ZikangZhou / HiVT

[CVPR 2022] HiVT: Hierarchical Vector Transformer for Multi-Agent Motion Prediction
https://openaccess.thecvf.com/content/CVPR2022/papers/Zhou_HiVT_Hierarchical_Vector_Transformer_for_Multi-Agent_Motion_Prediction_CVPR_2022_paper.pdf
Apache License 2.0
600 stars 118 forks source link

Result on Waymo dataset #13

Closed ZYJ-JMF closed 1 year ago

ZYJ-JMF commented 2 years ago

Thanks for your code. Do you have to test your model performance on the waymo motion dataset? I got a really bad result of minADE more than 4 and FDE more than 10. I am looking forward to your reply. Thank you in advance.

ZikangZhou commented 2 years ago

I didn't have a full test on Waymo, but recently I applied the same idea on Argoverse 2 and achieved pretty strong results. I think the model is not overfitting a single dataset. I feel that your results look like random predictions. Perhaps you should first check whether you have converted the prediction results back to the original coordinate system. Usually speaking, you can get minADE lower than 2.0 after training one epoch.

ZikangZhou commented 2 years ago

To get a strong result on Waymo or Argoverse 2, the model may need a larger receptive field since the prediction horizon in these new datasets is pretty long. On Argoverse 2 (which requires predicting a 6-second future) I crop a local map for each agent with a radius of 150m.

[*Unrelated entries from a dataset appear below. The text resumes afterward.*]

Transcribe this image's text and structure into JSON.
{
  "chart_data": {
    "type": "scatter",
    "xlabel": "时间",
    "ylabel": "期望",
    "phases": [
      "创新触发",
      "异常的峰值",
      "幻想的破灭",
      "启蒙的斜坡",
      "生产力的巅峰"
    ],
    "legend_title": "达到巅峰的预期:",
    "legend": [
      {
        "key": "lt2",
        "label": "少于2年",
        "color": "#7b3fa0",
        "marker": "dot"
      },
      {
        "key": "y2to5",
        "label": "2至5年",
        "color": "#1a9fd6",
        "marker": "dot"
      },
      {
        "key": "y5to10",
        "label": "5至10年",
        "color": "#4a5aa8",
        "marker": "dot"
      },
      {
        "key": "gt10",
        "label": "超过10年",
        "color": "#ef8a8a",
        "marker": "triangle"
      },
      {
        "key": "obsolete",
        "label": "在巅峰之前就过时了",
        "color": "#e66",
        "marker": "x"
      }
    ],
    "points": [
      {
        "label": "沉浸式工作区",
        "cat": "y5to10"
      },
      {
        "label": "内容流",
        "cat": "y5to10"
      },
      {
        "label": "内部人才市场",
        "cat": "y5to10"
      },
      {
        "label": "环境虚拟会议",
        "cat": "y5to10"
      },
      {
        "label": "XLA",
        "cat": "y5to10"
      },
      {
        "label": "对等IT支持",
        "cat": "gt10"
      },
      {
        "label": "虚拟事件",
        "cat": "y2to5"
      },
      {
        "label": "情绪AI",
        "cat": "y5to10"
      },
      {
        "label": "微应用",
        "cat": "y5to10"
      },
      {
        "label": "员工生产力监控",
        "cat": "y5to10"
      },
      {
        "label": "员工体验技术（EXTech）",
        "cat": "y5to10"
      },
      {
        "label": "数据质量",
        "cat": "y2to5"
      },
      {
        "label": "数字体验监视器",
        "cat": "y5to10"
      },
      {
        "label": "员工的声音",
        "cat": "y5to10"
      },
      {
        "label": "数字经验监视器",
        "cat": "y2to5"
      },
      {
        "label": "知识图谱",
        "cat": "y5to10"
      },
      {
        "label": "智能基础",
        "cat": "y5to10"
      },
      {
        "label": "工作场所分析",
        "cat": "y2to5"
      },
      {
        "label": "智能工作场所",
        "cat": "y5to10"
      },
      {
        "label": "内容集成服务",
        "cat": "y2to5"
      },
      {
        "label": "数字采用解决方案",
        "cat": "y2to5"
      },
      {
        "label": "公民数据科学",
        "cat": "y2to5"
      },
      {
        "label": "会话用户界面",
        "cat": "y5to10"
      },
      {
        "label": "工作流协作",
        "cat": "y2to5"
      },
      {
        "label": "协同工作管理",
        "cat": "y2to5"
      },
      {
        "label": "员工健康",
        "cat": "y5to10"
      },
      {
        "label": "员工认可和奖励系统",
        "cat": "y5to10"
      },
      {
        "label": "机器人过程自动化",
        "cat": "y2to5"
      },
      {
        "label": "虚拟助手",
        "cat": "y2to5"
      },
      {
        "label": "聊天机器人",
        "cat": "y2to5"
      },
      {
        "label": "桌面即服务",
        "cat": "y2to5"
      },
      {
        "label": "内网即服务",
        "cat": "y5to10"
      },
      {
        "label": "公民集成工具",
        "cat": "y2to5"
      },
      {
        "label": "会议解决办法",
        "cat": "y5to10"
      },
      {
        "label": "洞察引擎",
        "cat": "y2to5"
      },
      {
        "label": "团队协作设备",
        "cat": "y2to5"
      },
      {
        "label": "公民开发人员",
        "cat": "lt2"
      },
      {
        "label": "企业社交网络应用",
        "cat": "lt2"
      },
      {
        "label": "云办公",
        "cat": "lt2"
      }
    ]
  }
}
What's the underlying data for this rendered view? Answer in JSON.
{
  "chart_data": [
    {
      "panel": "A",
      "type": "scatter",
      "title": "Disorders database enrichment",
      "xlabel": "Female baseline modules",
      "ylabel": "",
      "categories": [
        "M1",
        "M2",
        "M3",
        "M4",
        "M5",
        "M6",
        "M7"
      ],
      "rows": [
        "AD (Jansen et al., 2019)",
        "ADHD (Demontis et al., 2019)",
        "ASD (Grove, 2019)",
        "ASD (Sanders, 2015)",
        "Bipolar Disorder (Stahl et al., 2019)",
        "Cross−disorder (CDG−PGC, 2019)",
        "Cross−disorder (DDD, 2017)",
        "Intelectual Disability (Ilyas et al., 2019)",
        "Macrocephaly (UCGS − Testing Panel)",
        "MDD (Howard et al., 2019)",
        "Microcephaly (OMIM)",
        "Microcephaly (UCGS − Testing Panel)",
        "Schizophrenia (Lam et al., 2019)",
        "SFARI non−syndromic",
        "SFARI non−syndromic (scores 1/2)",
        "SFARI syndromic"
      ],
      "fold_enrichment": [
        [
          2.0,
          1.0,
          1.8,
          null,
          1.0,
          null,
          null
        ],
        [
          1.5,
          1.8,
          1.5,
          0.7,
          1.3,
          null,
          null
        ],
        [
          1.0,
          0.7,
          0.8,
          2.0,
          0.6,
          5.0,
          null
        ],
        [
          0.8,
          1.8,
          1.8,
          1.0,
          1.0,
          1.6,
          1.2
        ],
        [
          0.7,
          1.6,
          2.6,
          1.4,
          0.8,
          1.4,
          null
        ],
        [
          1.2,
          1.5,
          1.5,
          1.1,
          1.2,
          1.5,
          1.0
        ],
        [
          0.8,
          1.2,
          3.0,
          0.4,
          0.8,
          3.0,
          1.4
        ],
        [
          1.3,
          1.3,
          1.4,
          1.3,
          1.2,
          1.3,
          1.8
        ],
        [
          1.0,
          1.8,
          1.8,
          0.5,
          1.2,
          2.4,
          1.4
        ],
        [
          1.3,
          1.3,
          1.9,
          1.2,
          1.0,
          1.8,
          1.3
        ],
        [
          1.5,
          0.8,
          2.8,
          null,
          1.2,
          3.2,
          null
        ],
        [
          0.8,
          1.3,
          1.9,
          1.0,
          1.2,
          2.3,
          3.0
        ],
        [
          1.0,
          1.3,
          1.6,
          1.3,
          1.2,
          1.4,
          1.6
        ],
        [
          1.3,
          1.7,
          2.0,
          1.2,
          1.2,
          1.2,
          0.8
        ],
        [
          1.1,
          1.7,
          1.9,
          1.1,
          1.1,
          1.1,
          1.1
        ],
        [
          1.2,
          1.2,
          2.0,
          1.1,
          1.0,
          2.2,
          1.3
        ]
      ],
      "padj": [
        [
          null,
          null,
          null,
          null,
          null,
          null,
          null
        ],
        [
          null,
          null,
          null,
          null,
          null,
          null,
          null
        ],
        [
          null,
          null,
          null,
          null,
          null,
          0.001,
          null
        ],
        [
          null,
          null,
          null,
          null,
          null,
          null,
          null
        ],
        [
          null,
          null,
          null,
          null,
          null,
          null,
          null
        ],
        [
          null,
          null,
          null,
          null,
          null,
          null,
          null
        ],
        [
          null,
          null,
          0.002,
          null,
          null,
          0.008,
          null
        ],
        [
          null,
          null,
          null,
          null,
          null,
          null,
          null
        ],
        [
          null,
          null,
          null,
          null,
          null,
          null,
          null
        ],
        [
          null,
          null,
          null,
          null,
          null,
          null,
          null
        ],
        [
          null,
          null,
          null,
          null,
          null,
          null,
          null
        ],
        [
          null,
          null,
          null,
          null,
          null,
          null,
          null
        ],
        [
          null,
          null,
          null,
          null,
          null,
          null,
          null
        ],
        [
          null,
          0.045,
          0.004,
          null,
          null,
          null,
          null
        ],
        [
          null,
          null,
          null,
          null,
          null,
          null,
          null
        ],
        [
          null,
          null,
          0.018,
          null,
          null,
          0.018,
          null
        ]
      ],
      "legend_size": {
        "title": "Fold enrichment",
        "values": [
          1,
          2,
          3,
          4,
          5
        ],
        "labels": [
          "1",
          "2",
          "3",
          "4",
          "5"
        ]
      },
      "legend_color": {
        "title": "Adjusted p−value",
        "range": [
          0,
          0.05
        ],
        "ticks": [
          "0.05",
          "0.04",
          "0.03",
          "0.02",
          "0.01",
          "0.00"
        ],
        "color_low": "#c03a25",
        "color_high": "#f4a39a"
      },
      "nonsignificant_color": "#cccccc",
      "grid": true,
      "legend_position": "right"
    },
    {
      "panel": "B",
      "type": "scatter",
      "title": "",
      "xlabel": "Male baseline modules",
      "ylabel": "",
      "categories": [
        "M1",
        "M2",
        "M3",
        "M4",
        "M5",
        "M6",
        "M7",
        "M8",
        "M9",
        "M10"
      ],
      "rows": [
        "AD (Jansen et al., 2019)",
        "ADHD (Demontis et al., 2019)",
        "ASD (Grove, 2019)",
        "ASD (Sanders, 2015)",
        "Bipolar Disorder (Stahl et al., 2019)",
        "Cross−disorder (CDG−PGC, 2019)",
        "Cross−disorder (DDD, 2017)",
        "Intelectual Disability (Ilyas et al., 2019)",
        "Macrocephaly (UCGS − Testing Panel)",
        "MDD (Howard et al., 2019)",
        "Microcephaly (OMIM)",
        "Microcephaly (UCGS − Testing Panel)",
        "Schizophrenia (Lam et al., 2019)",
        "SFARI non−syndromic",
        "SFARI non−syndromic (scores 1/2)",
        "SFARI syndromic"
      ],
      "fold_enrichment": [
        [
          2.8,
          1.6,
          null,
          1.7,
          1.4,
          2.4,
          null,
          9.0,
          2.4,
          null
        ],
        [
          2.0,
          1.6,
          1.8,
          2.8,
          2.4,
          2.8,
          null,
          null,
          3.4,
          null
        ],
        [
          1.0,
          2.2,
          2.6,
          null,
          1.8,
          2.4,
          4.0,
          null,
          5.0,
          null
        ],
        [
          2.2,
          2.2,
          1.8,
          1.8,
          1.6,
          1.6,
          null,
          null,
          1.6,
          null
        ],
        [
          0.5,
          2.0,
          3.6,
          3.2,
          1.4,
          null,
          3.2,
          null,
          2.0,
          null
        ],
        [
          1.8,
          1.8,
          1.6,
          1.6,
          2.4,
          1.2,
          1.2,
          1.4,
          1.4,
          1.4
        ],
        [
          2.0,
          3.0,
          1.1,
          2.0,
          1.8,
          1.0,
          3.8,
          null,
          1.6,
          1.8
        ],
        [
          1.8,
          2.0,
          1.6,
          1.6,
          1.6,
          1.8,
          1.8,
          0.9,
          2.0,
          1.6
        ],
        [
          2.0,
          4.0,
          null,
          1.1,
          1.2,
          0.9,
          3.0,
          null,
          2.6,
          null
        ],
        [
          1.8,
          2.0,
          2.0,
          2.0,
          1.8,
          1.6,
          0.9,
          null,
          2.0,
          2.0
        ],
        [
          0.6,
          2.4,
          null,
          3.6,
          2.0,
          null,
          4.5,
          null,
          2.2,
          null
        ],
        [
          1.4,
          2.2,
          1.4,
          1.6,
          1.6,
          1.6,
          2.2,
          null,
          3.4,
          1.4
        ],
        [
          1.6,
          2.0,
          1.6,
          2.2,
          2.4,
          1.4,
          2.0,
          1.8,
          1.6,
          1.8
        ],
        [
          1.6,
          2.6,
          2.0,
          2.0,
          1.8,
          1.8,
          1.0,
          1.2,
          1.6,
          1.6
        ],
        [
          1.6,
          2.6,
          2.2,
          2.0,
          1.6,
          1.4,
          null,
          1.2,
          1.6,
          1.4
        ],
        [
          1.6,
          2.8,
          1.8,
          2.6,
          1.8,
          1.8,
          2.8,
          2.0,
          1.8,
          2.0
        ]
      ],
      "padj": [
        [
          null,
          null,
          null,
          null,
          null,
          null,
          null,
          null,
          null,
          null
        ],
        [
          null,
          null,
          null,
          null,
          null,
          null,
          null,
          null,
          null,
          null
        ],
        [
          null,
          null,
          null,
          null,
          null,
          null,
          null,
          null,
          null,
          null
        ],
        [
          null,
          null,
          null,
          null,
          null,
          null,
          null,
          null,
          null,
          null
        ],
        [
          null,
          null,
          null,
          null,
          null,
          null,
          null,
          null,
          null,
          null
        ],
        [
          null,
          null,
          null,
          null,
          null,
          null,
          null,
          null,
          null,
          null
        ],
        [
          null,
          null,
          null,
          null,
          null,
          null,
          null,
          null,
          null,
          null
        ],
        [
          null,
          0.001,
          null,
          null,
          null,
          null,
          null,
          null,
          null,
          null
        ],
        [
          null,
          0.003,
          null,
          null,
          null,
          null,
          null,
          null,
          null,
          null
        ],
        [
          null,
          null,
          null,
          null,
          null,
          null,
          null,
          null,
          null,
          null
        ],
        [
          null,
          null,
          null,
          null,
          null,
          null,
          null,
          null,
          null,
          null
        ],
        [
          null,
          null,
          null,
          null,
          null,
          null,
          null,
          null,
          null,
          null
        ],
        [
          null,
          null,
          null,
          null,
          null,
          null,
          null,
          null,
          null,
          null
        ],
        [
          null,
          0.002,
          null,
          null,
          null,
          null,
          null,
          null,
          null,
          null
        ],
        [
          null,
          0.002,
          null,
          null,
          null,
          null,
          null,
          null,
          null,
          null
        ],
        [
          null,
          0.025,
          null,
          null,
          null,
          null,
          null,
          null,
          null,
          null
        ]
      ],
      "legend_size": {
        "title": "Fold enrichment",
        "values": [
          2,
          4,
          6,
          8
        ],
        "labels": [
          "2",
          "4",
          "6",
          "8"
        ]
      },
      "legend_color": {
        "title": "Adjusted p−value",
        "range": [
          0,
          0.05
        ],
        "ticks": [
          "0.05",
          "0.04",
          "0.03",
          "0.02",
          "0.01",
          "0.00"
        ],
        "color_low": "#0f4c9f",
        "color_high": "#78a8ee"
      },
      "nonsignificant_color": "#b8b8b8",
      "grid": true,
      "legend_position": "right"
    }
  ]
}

ZYJ-JMF commented 2 years ago

I didn't have a full test on Waymo, but recently I applied the same idea on Argoverse 2 and achieved pretty strong results. I think the model is not overfitting a single dataset. I feel that your results look like random predictions. Perhaps you should first check whether you have converted the prediction results back to the original coordinate system. Usually speaking, you can get minADE lower than 2.0 after training one epoch.

Thanks for your reply. But in the code the data.y is normalized by agents and the prediction is in the same coordinate system as data.y. And can directly calculate the loss. So I do not understand what is the meaning of "converte the prediction results back to the original coordinate system". Can you explain the idea in detail? Thanks

ZikangZhou commented 2 years ago

I'm not sure how you evaluate the model. If you evaluate the model by submitting it to the online evaluation server, you need to pay attention to the coordinate system and make sure that the coordinate system you use is consistent with that adopted by the evaluation server. If you evaluate the model offline by using the metrics I implement in the codebase, it should be fine since I have converted the ground truth into agent-centric local coordinate systems. But one more thing you should note is that some datasets have missing values in the ground truth. You may get abnormal results if you don't mask out those missing values correctly when calculating the metric numbers. The metrics I implement in this codebase assume that the ground-truth trajectories are always complete since Argoverse 1 doesn't have this problem.

For example, the code snippet below is an implementation of ADE with missing values in consideration:

class ADE(Metric):

    def __init__(self, **kwargs) -> None:
        super(ADE, self).__init__(**kwargs)
        self.add_state('sum', default=torch.tensor(0.0), dist_reduce_fx='sum')
        self.add_state('count', default=torch.tensor(0), dist_reduce_fx='sum')

    def update(self,
               pred: torch.Tensor,
               target: torch.Tensor,
               valid_mask: Optional[torch.Tensor] = None) -> None:
        if valid_mask is None:
            valid_mask = target.new_ones(target.size()[:-1], dtype=torch.bool)
        self.sum += ((torch.norm(pred - target, p=2, dim=-1) * valid_mask).sum(dim=-1) / valid_mask.sum(dim=-1)).sum()
        self.count += pred.size(0)

    def compute(self) -> torch.Tensor:
        return self.sum / self.count
ZYJ-JMF commented 2 years ago

Thanks for your reply. I changed the ADE metrics and also gave a larger receptive field of 200m. But the result almost no change. the minADE still converge at 4 and do not reduce. And I also overfitting the network, but the minADE is still 4. Will you experiment on the waymo dataset? I am not sure where the problem is.